Through Statistics, We can gather and analyze the data. Using statistics can help summarize huge amounts of data and help explain what data is trying to convey in simple words. In this article, some statistical concepts will be discussed that will help learn how specific data processing models function. Additionally, these concepts can help us tremendously when trying to understand the output produced from different statistical and machine learning algorithms. 

The variety of statistics that are frequently used can be classified into two main parts: Descriptive Statistics as well as Inferential Statistics. 

According to Descriptive Statistics, we don’t attempt to draw any significant conclusions but instead, attempt to comprehend the characteristics of our data.

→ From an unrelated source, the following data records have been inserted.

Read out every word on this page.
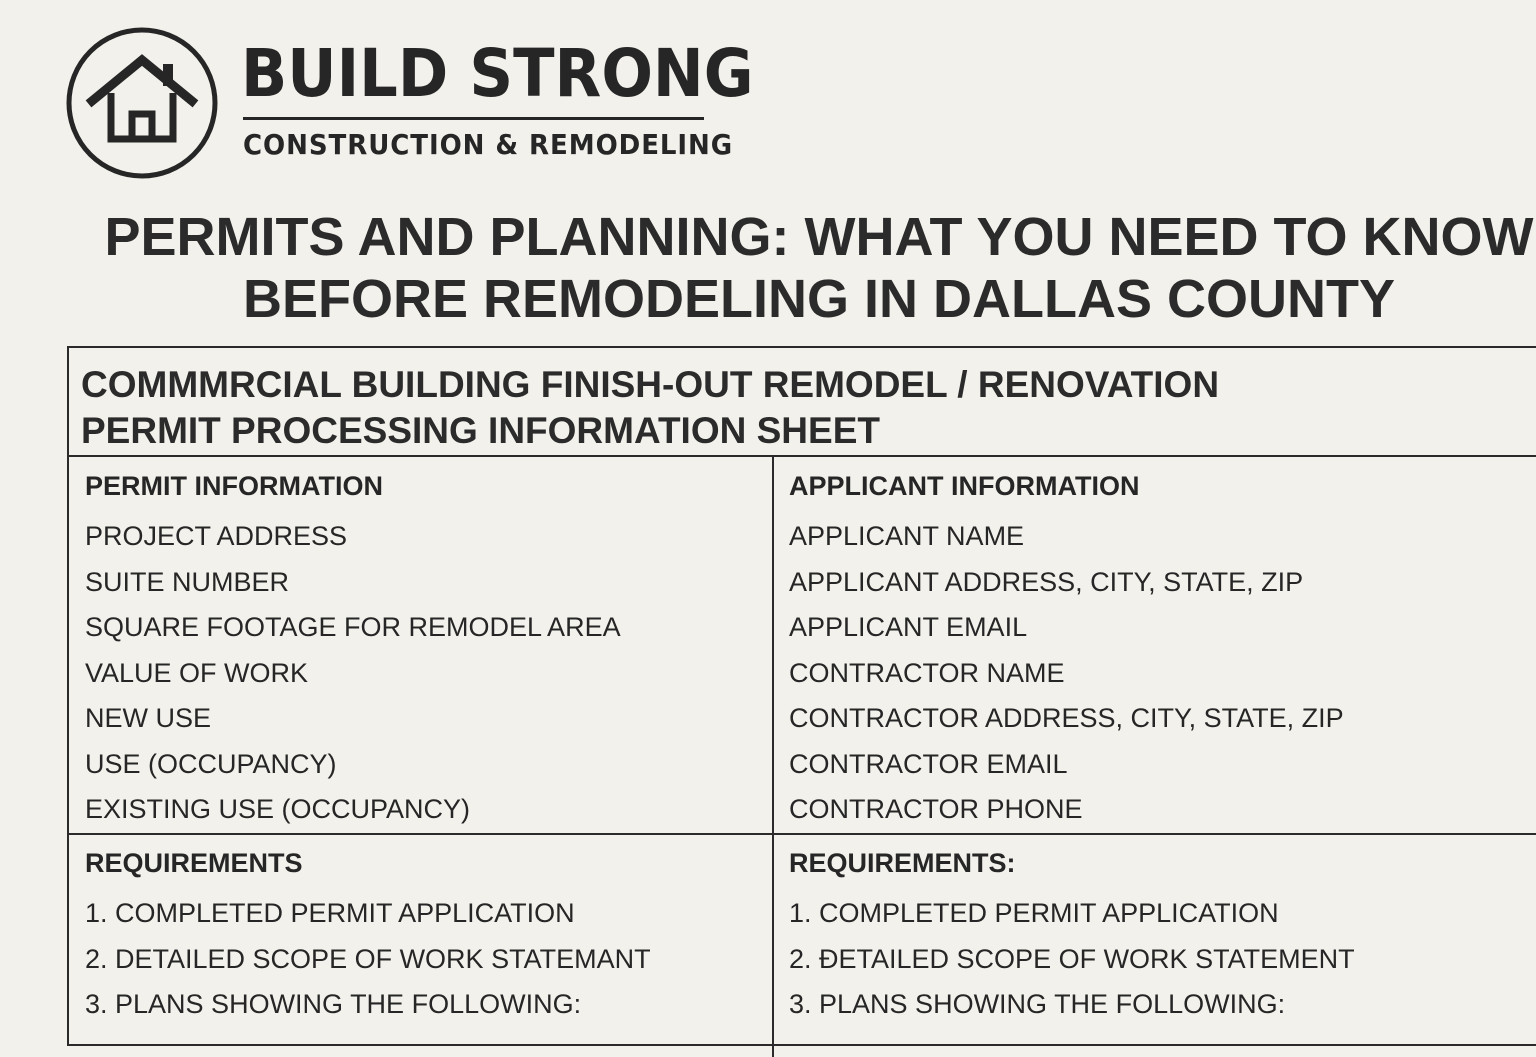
BUILD STRONG
CONSTRUCTION & REMODELING
PERMITS AND PLANNING: WHAT YOU NEED TO KNOW
BEFORE REMODELING IN DALLAS COUNTY
COMMMRCIAL BUILDING FINISH-OUT REMODEL / RENOVATION
PERMIT PROCESSING INFORMATION SHEET
PERMIT INFORMATION
PROJECT ADDRESS
SUITE NUMBER
SQUARE FOOTAGE FOR REMODEL AREA
VALUE OF WORK
NEW USE
USE (OCCUPANCY)
EXISTING USE (OCCUPANCY)
APPLICANT INFORMATION
APPLICANT NAME
APPLICANT ADDRESS, CITY, STATE, ZIP
APPLICANT EMAIL
CONTRACTOR NAME
CONTRACTOR ADDRESS, CITY, STATE, ZIP
CONTRACTOR EMAIL
CONTRACTOR PHONE
REQUIREMENTS
1. COMPLETED PERMIT APPLICATION
2. DETAILED SCOPE OF WORK STATEMANT
3. PLANS SHOWING THE FOLLOWING:
REQUIREMENTS:
1. COMPLETED PERMIT APPLICATION
2. ĐETAILED SCOPE OF WORK STATEMENT
3. PLANS SHOWING THE FOLLOWING:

We use descriptive statistics to describe our data. 

However, the second section is called Inferential Statistics, in which we use statistical methods to study specific phenomena and assess whether the phenomena can be explained with our data or not. In short, we don’t just summarize our data and then summarize it, but go one step further by concluding the data and then testing whether those conclusions are applicable in the actual world or not. 

DESCRIPTIVE STATISTICS

Simple statistics explain the different aspects of our information. These characteristics can be identified by using four types of descriptive statistics:  --Measures of Frequency  --Central Tendency --Measures of Variability --Measures of Form  where each type of descriptive statistic describes a particular aspect of the dataset. Each of these statistics plays a significant role in data analysis. It is called the A, B, and C of Statistics.

INFERENTIAL STATISTICS

Certain statistical methods are employed to help explain the information in the sample and determine the general population, which is from where the sample was taken. A variety of Statistical methods are employed to answer various questions. The following section will discuss fundamental concepts essential to understanding the many statistical tools used to draw inferences from the information described. These statistical analysis tools comprise Correlation Coefficients and t-Tests, Chi-Squares, and F-Tests.